Well maybe you could have some mercy and sympathy for me and forgive me for my foibles. Maybe I’m too concerned with proper, respectful worship of God. Mea culpa mea culpa, mea maxima culpa.
 
I though I remembered somewhere in the GIRM that the gifts must be recevied by the priest and then placed on the altar?
 
Well maybe you could have some mercy and sympathy for me and forgive me for my foibles. Maybe I’m too concerned with proper, respectful worship of God. Mea culpa mea culpa, mea maxima culpa.
Nothing you alluded to appears to be disrespectful. Some of it may be improper, and not exactly according to the GIRM, but nothing you indicated appeared to be anything other than minor infractions, tafan’s opinion to the contrary. Ultimately in worship, it is not the actions of others but our interior disposition which is most critical. And if watching the actions of others and trying to sort out whether it is according to the GIRM exactly or not is upsetting your interior disposition, then I would respectfully suggest you find a way to celebrate Mass where you pay less attention to the rubrics and more to “what and why” that you are there for.

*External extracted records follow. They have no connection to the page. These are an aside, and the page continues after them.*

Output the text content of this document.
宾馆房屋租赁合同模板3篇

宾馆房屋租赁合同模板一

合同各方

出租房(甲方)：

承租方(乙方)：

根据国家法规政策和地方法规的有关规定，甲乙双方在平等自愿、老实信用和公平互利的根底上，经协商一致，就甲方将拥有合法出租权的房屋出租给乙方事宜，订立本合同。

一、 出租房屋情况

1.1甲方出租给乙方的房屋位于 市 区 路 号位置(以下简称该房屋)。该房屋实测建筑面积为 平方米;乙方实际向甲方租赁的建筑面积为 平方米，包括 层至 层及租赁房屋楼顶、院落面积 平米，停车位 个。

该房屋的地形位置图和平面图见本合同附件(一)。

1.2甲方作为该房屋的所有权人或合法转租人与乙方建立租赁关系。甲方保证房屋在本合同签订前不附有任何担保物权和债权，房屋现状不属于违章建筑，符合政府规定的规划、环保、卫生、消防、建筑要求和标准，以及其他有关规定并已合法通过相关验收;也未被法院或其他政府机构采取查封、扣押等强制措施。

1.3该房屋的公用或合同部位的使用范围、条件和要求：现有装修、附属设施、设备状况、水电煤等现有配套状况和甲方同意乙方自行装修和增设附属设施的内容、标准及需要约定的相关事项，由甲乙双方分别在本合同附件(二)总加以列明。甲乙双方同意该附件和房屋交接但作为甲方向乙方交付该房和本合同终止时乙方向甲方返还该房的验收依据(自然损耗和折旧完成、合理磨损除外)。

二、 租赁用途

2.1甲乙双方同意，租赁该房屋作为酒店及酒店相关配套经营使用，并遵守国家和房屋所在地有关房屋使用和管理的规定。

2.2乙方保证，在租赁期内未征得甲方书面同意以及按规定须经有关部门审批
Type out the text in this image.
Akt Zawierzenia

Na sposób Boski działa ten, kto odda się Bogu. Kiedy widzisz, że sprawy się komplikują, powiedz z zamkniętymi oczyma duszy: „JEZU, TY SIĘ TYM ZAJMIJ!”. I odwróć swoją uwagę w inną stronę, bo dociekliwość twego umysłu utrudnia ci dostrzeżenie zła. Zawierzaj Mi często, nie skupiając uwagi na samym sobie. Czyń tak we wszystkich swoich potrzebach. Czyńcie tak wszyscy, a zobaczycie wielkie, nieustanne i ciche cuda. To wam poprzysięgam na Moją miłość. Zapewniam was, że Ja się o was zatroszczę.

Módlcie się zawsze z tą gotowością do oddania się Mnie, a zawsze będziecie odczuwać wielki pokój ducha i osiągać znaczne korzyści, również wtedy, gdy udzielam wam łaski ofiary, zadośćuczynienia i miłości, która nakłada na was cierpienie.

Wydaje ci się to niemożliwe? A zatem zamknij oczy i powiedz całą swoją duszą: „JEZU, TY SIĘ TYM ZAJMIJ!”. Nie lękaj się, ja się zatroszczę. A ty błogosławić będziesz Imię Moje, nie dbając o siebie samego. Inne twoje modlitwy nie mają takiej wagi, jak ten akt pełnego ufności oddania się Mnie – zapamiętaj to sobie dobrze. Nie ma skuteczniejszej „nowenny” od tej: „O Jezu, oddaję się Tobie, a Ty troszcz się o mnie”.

I am not trying to be dismissive of poorly done rubrics over well done rubrics. But pretty much unless you are at a minimum an effective member of the liturgy committee, a deacon, or related to the pastor or the bishop, it is fairly impossible to have any impact on changing what goes on.

And for all of us - you, me, and anyone else, “letting go and letting God” can do more for our inner disposition than focusing on whether or not those involved around the altar are precisely following the rubrics or imprecisely following them. Any more, out of the 17,000 some parishes in the US, most of it is being done properly. Not necessarily exactly. But properly.
 
I have no doubt the EMCs in question are trying to be reverent and do not understand that what they are doing is wrong.
I am rather surprised that many here consider it a minor matter, when the document Redemptionis Sacramentum declares the exact action being taken as grave matter (without, I might add, using the term self-communication).
 
I have no doubt the EMCs in question are trying to be reverent and do not understand that what they are doing is wrong.
I am rather surprised that many here consider it a minor matter, when the document Redemptionis Sacramentum declares the exact action being taken as grave matter (without, I might add, using the term self-communication).
I’m guessing it’s because they’ve been desensitized as to the gravity.
 
Oh really? Men or women with tank tops and short pants are OK for those serving at the altar according to you?
In a small mission parish in the poorest part of the Congo where that is the best that anyone has why, yes, that is OK with me. Again, it depends on the circumstances.

Take a breath, please.
 
I have no doubt the EMCs in question are trying to be reverent and do not understand that what they are doing is wrong.
I am rather surprised that many here consider it a minor matter, when the document Redemptionis Sacramentum declares the exact action being taken as grave matter (without, I might add, using the term self-communication).
It would appear, by your understanding of the definition of self-communication, that if an EMHC were to hand the cup to a communicant and they drink, they would be self communicating; likewise, at the end of Communion, if the EMHC were to receive the remaining Blood, they would be self communicating; and likewise, anyone who receives the Host in the hand. I think you have the definition wrong.